Einsatzfahrzeuge von Notarzt und Feuerwehr stehen auf einer Straße.

Copyright: Matthias Heinekamp

In der Nacht zu Sonntag (22. März 2026) ist es in der Kölner Innenstadt zu einer feigen Steineattacke gekommen (Archivfoto eines Einsatzes in Köln). 

Aktualisiert

In der Kölner Innenstadt ist ein junger Autofahrer nur knapp einer Katastrophe entgangen. Sein Pkw wurde zum Ziel unbekannter Steinewerfer. 

Unfassbare Tat in der Kölner Innenstadt: Unbekannte habe in der Nacht auf Sonntag (22. März) Pflastersteine von einer Bahnbrücke auf einen Pkw geworfen.

Wie die Polizei bekannt gab, durchschlugen zwei Steine die Windschutzscheibe. Der junge Fahrer (21) sei glücklicherweise unverletzt geblieben. Die Kölner Staatsanwaltschaft wertet den Angriff als versuchtes Tötungsdelikt! Eine Mordkommission hat die Ermittlungen aufgenommen.

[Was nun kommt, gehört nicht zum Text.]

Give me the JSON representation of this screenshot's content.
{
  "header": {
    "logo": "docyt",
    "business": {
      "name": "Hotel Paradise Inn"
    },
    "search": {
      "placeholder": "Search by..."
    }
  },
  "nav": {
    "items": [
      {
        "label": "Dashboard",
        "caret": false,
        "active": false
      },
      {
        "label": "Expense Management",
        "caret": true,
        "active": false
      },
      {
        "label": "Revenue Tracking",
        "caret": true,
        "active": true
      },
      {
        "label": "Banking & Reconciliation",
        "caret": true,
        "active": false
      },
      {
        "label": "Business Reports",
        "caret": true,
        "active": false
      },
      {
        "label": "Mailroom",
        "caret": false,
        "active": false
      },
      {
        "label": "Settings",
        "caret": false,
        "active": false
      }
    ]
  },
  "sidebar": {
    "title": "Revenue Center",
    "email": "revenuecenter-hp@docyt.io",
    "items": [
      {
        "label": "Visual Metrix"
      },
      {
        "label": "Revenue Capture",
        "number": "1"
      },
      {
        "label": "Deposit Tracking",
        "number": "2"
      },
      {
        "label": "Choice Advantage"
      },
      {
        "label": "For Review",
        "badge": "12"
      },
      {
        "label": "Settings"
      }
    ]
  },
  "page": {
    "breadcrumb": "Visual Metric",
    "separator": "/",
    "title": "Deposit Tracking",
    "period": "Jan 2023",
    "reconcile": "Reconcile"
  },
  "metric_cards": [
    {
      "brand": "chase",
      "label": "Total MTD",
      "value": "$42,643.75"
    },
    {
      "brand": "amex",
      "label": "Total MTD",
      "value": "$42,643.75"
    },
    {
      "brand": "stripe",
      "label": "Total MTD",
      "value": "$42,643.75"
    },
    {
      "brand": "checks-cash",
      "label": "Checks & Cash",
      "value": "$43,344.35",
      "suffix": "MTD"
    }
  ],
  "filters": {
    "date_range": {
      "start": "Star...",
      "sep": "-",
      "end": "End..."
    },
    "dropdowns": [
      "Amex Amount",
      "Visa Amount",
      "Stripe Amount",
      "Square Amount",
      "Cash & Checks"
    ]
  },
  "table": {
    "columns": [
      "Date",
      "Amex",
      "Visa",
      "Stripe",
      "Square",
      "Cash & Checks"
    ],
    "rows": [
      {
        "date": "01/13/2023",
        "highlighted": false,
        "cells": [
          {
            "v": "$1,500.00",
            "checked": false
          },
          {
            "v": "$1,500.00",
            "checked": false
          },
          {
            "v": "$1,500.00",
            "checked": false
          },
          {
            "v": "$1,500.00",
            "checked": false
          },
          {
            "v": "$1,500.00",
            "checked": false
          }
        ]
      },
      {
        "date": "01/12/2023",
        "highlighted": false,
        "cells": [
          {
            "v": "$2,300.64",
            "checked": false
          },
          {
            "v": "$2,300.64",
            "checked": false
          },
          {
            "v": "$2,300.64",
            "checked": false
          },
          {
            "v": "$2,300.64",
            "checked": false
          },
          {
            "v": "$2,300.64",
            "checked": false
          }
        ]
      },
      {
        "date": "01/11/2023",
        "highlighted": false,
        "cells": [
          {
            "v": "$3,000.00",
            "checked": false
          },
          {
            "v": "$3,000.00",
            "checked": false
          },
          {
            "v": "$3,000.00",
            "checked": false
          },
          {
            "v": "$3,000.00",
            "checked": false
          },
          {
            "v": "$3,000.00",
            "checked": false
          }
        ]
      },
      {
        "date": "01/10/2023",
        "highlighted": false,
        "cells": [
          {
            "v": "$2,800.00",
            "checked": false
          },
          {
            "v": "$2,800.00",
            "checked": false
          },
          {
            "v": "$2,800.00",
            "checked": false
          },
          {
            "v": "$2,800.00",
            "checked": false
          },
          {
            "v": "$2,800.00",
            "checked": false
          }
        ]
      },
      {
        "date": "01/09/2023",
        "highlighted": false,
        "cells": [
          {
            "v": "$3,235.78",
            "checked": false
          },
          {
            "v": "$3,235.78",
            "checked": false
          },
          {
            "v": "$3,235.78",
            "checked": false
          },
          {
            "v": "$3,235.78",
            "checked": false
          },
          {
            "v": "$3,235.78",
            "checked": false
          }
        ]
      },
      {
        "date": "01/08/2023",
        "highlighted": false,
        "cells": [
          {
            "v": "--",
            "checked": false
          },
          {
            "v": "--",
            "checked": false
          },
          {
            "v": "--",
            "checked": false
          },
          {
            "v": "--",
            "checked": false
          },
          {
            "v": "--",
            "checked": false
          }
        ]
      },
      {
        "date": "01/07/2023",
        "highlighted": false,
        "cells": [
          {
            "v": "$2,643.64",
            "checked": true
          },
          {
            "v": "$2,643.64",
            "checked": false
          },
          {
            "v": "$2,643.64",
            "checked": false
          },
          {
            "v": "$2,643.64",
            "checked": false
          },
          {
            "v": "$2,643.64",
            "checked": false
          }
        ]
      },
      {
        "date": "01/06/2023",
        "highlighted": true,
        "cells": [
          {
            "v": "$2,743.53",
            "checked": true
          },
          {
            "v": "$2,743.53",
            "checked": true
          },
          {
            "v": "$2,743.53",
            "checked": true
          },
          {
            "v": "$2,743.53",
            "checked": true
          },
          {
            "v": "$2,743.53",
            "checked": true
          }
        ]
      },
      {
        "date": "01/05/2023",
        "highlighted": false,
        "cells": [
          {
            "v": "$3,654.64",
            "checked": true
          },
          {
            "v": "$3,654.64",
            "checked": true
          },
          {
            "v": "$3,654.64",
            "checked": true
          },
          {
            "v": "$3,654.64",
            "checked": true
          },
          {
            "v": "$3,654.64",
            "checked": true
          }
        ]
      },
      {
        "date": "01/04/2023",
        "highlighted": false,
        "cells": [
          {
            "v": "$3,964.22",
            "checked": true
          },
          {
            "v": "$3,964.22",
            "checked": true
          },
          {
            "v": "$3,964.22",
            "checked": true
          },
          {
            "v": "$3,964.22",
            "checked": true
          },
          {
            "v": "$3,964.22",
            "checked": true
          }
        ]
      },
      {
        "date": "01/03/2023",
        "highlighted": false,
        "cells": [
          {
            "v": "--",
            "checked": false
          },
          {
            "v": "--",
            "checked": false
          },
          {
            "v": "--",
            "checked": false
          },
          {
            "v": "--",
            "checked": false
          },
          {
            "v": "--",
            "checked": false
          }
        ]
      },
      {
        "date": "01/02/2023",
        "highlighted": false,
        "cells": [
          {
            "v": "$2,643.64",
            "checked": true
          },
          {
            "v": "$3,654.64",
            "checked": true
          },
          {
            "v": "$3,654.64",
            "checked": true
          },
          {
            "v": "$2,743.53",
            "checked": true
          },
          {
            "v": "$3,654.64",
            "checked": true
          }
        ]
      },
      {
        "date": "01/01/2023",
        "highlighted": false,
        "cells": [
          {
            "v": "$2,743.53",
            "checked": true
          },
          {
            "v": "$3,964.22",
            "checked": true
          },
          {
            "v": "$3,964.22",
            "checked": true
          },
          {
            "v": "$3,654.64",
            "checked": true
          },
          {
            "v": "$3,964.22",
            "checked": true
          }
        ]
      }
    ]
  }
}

Stein-Attacke in Köln: Polizei sichert mehrere Spuren

Der 21-jährige Kölner war gegen 2.45 Uhr mit seinem Mercedes auf der Erftstraße in Richtung Subbelrather Straße unterwegs. Als er die Bahnunterführung am August-Sander-Park passierte, knallten mindestens zwei Pflastersteine auf seinen Wagen.

„Ein Stein traf die Windschutzscheibe auf der Fahrerseite, der andere Stein schlug auf der Beifahrerseite in die Windschutzscheibe ein“, erklärte eine Polizeisprecherin. 

Im Rahmen der Spurensicherung und der Fahndungsmaßnahmen stellten Einsatzkräfte den Akku eines E-Scooters sowie weitere Grenz- und Backsteine sicher, die mutmaßlich ebenfalls zuvor von der Brücke auf die Fahrbahn geworfen wurden.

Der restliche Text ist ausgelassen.